Once that’s done, the intention is to partner up with industry players who will use the compound to manufacture medical devices, which will then be tested on patients in hospitals.

It sounds like a small innovation, but in the greater scheme of things – particularly Malaysia’s ambitions to become a competitive hub for the biomedical industry – it’s a worthy contribution.

Rubbery reincarnation

Chantara’s other notable innovation involves scrap rubber.

Malaysia exported RM14.62bil worth of rubber products last year – just think of the piles of rejects and waste.

And then there are tyres. It’s estimated Malaysia will generate 311,337 tonnes of scrap tyres on the peninsula alone next year.

Most of this scrap is disposed of via unknown routes, with many ending up as water collection points for disease-carrying mosquitoes to breed.

The puzzle Chantara has been trying to solve is: how can we give scrap rubber a new lease of life?

Usually, low-value waste rubber is pooled, melted, and chemically treated for re-use. The recycled rubber is of a much lower quality, with reduced tensile strength, so it tends to be used for lower-grade products such as slipper soles.

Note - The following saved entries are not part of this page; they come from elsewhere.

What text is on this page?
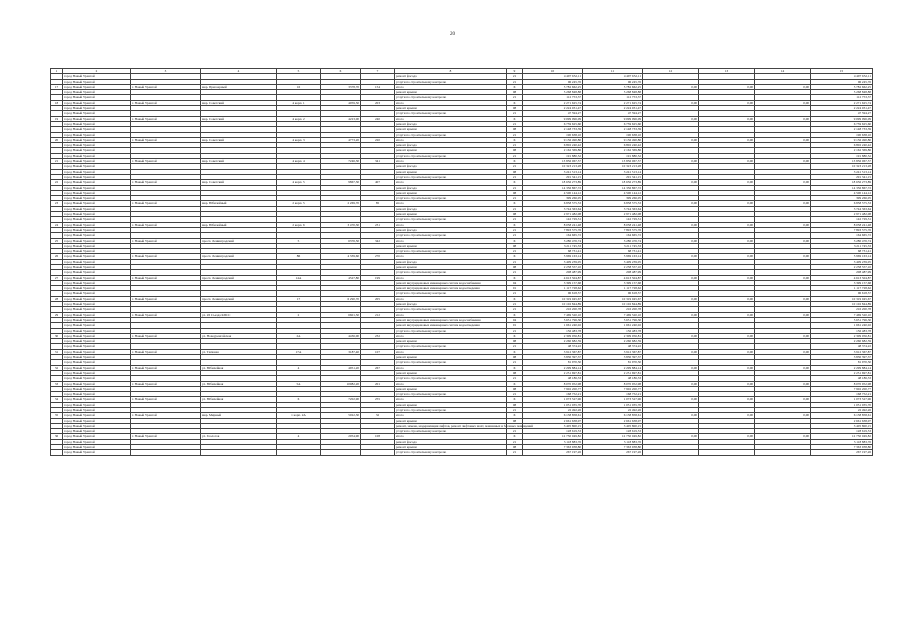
20
1	2	3	4	5	6	7	8	9	10	11	12	13	14	15
	город Новый Уренгой						ремонт фасада	21	4 497 652,11	4 497 652,11				4 497 652,11
	город Новый Уренгой						услуги по строительному контролю	21	96 245,76	96 245,76				96 245,76
17	город Новый Уренгой	г. Новый Уренгой	мкр. Приозерный	16	3378,70	154	итого	X	5 782 662,25	5 782 662,25	0,00	0,00	0,00	5 782 662,25
	город Новый Уренгой						ремонт крыши	08	5 268 848,88	5 268 848,88				5 268 848,88
	город Новый Уренгой						услуги по строительному контролю	21	112 753,37	112 753,37				112 753,37
18	город Новый Уренгой	г. Новый Уренгой	мкр. Советский	4 корп. 1	4059,50	203	итого	X	2 271 625,74	2 271 625,74	0,00	0,00	0,00	2 271 625,74
	город Новый Уренгой						ремонт крыши	08	2 224 031,47	2 224 031,47				2 224 031,47
	город Новый Уренгой						услуги по строительному контролю	21	47 594,27	47 594,27				47 594,27
19	город Новый Уренгой	г. Новый Уренгой	мкр. Советский	4 корп. 2	4223,00	240	итого	X	9 099 096,09	9 099 096,09	0,00	0,00	0,00	9 099 096,09
	город Новый Уренгой						ремонт фасада	21	6 759 625,60	6 759 625,60				6 759 625,60
	город Новый Уренгой						ремонт крыши	08	2 148 733,39	2 148 733,39				2 148 733,39
	город Новый Уренгой						услуги по строительному контролю	21	190 638,10	190 638,10				190 638,10
20	город Новый Уренгой	г. Новый Уренгой	мкр. Советский	4 корп. 3	4773,20	220	итого	X	9 156 490,80	9 156 490,80	0,00	0,00	0,00	9 156 490,80
	город Новый Уренгой						ремонт фасада	21	6 802 240,42	6 802 240,42				6 802 240,42
	город Новый Уренгой						ремонт крыши	08	2 162 369,86	2 162 369,86				2 162 369,86
	город Новый Уренгой						услуги по строительному контролю	21	191 880,52	191 880,52				191 880,52
21	город Новый Уренгой	г. Новый Уренгой	мкр. Советский	4 корп. 4	7246,30	341	итого	X	13 856 067,57	13 856 067,57	0,00	0,00	0,00	13 856 067,57
	город Новый Уренгой						ремонт фасада	21	10 323 213,28	10 323 213,28				10 323 213,28
	город Новый Уренгой						ремонт крыши	08	3 241 513,14	3 241 513,14				3 241 513,14
	город Новый Уренгой						услуги по строительному контролю	21	291 341,15	291 341,15				291 341,15
22	город Новый Уренгой	г. Новый Уренгой	мкр. Советский	4 корп. 5	9867,30	407	итого	X	18 656 273,89	18 656 273,89	0,00	0,00	0,00	18 656 273,89
	город Новый Уренгой						ремонт фасада	21	14 356 867,72	14 356 867,72				14 356 867,72
	город Новый Уренгой						ремонт крыши	08	4 500 144,12	4 500 144,12				4 500 144,12
	город Новый Уренгой						услуги по строительному контролю	21	399 266,05	399 266,05				399 266,05
23	город Новый Уренгой	г. Новый Уренгой	мкр. Юбилейный	2 корп. 5	2 269,70	85	итого	X	6 858 575,53	6 858 575,53	0,00	0,00	0,00	6 858 575,53
	город Новый Уренгой						ремонт фасада	21	3 744 363,64	3 744 363,64				3 744 363,64
	город Новый Уренгой						ремонт крыши	08	2 971 482,08	2 971 482,08				2 971 482,08
	город Новый Уренгой						услуги по строительному контролю	21	142 729,31	142 729,31				142 729,31
24	город Новый Уренгой	г. Новый Уренгой	мкр. Юбилейный	2 корп. 6	3 470,30	231	итого	X	8 058 241,48	8 058 241,48	0,00	0,00	0,00	8 058 241,48
	город Новый Уренгой						ремонт фасада	21	7 893 575,76	7 893 575,76				7 893 575,76
	город Новый Уренгой						услуги по строительному контролю	21	164 665,72	164 665,72				164 665,72
25	город Новый Уренгой	г. Новый Уренгой	просп. Ленинградский	5	6376,50	342	итого	X	3 280 476,74	3 280 476,74	0,00	0,00	0,00	3 280 476,74
	город Новый Уренгой						ремонт крыши	08	3 211 745,33	3 211 745,33				3 211 745,33
	город Новый Уренгой						услуги по строительному контролю	21	68 731,41	68 731,41				68 731,41
26	город Новый Уренгой	г. Новый Уренгой	просп. Ленинградский	8Б	4 339,60	270	итого	X	5 969 163,14	5 969 163,14	0,00	0,00	0,00	5 969 163,14
	город Новый Уренгой						ремонт фасада	21	3 409 239,05	3 409 239,05				3 409 239,05
	город Новый Уренгой						ремонт крыши	08	2 258 557,10	2 258 557,10				2 258 557,10
	город Новый Уренгой						услуги по строительному контролю	21	208 487,99	208 487,99				208 487,99
27	город Новый Уренгой	г. Новый Уренгой	просп. Ленинградский	14А	4527,80	199	итого	X	4 613 504,87	4 613 504,87	0,00	0,00	0,00	4 613 504,87
	город Новый Уренгой						ремонт внутридомовых инженерных систем водоснабжения	04	3 399 157,68	3 399 157,68				3 399 157,68
	город Новый Уренгой						ремонт внутридомовых инженерных систем водоотведения	01	1 117 728,62	1 117 728,62				1 117 728,62
	город Новый Уренгой						услуги по строительному контролю	21	96 618,57	96 618,57				96 618,57
28	город Новый Уренгой	г. Новый Уренгой	просп. Ленинградский	17	6 290,70	205	итого	X	10 319 045,67	10 319 045,67	0,00	0,00	0,00	10 319 045,67
	город Новый Уренгой						ремонт фасада	21	10 102 844,89	10 102 844,89				10 102 844,89
	город Новый Уренгой						услуги по строительному контролю	21	216 200,78	216 200,78				216 200,78
29	город Новый Уренгой	г. Новый Уренгой	ул. 26 Съезда КПСС	2	6601,50	212	итого	X	7 469 520,10	7 469 520,10	0,00	0,00	0,00	7 469 520,10
	город Новый Уренгой						ремонт внутридомовых инженерных систем водоснабжения	04	5 651 796,30	5 651 796,30				5 651 796,30
	город Новый Уренгой						ремонт внутридомовых инженерных систем водоотведения	01	1 661 240,02	1 661 240,02				1 661 240,02
	город Новый Уренгой						услуги по строительному контролю	21	156 483,78	156 483,78				156 483,78
30	город Новый Уренгой	г. Новый Уренгой	ул. Новоуренгойская	2А	4436,00	232	итого	X	2 309 056,81	2 309 056,81	0,00	0,00	0,00	2 309 056,81
	город Новый Уренгой						ремонт крыши	08	2 260 682,59	2 260 682,59				2 260 682,59
	город Новый Уренгой						услуги по строительному контролю	21	48 374,22	48 374,22				48 374,22
31	город Новый Уренгой	г. Новый Уренгой	ул. Таёжная	17А	3187,40	107	итого	X	3 912 367,87	3 912 367,87	0,00	0,00	0,00	3 912 367,87
	город Новый Уренгой						ремонт крыши	08	3 830 397,37	3 830 397,37				3 830 397,37
	город Новый Уренгой						услуги по строительному контролю	21	81 970,50	81 970,50				81 970,50
32	город Новый Уренгой	г. Новый Уренгой	ул. Юбилейная	4	4951,20	267	итого	X	2 299 884,14	2 299 884,14	0,00	0,00	0,00	2 299 884,14
	город Новый Уренгой						ремонт крыши	08	2 251 697,81	2 251 697,81				2 251 697,81
	город Новый Уренгой						услуги по строительному контролю	21	48 186,33	48 186,33				48 186,33
33	город Новый Уренгой	г. Новый Уренгой	ул. Юбилейная	5А	10082,20	201	итого	X	8 070 952,98	8 070 952,98	0,00	0,00	0,00	8 070 952,98
	город Новый Уренгой						ремонт крыши	08	7 902 200,77	7 902 200,77				7 902 200,77
	город Новый Уренгой						услуги по строительному контролю	21	168 752,21	168 752,21				168 752,21
34	город Новый Уренгой	г. Новый Уренгой	ул. Юбилейная	6	7202,90	255	итого	X	1 073 527,96	1 073 527,96	0,00	0,00	0,00	1 073 527,96
	город Новый Уренгой						ремонт крыши	08	1 051 035,70	1 051 035,70				1 051 035,70
	город Новый Уренгой						услуги по строительному контролю	21	22 492,26	22 492,26				22 492,26
35	город Новый Уренгой	г. Новый Уренгой	мкр. Мирный	1 корп. 2А	5022,30	32	итого	X	6 138 858,61	6 138 858,61	0,00	0,00	0,00	6 138 858,61
	город Новый Уренгой						ремонт крыши	08	2 661 638,07	2 661 638,07				2 661 638,07
	город Новый Уренгой						ремонт, замена, модернизация лифтов, ремонт лифтовых шахт, машинных и блочных помещений		3 405 800,15	3 405 800,15				3 405 800,15
	город Новый Уренгой						услуги по строительному контролю	21	128 619,53	128 619,53				128 619,53
36	город Новый Уренгой	г. Новый Уренгой	ул. Геологов	4	2054,90	108	итого	X	12 750 049,82	12 750 049,82	0,00	0,00	0,00	12 750 049,82
	город Новый Уренгой						ремонт фасада	21	5 118 883,76	5 118 883,76				5 118 883,76
	город Новый Уренгой						ремонт крыши	08	7 363 938,80	7 363 938,80				7 363 938,80
	город Новый Уренгой						услуги по строительному контролю	21	267 197,26	267 197,26				267 197,26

It took Chantara six years to develop a patented formula which can be mixed in during the “compounding” stage of rubber processing.

*Compounding is the stage at which rubber scraps are melted and chemicals added to facilitate the breakdown of the molecular bonds, before products are reformed through processes like extrusion and injection moulding,” she explained.

The entire process is free of hazardous emissions and chemicals, according to Chantara. The quality and tensile strength of the treated rubber makes it suitable for products like O-rings, gaskets, hoses, bumpers and diaphragms.

The agency is working with local industry partners on the pre-commercialisation phase of the technology. It has applied for government funding to scale up production of the patented chemical compound, for pilot production on an industrial scale.

Eventually, Chantara hopes, the technology will become available in the market via licensing of Nuclear Malaysia’s patented formulation.

The only potential snag might be the logistics of commercialisation; which is why industrial partnerships and government are such important parts of the equation.

Scientists constantly innovate, but an entire ecosystem is needed to translate their work into applications that benefit the general public.

Dr Chantara Thevy Ratnam

Current job title: Senior Research Officer/Manager, Polymer Blends and Composites Group, Radiation Processing Technology Division, Malaysian Nuclear Agency (Nuclear Malaysia,) Bangi

Likes: Hard-working people

Dislikes: Jealousy

Favourite song: Daddy Cool (Boney M)

Childhood ambition: Medical Doctor

Grew up in: Bahau, Negri Sembilan

Favourite food: Banana leaf rice (vegetarian)

If you were a plastic, what type would you be and why? Cheap, strong, durable, transparent, versatile, biodegradable, non-toxic. Because it will be very useful in the healthcare industry, cost-effective and environment friendly.

You are transported to a desert island and only get to take three items with you, what are they? Fire (matches/lighter), KA-BAR knife, water.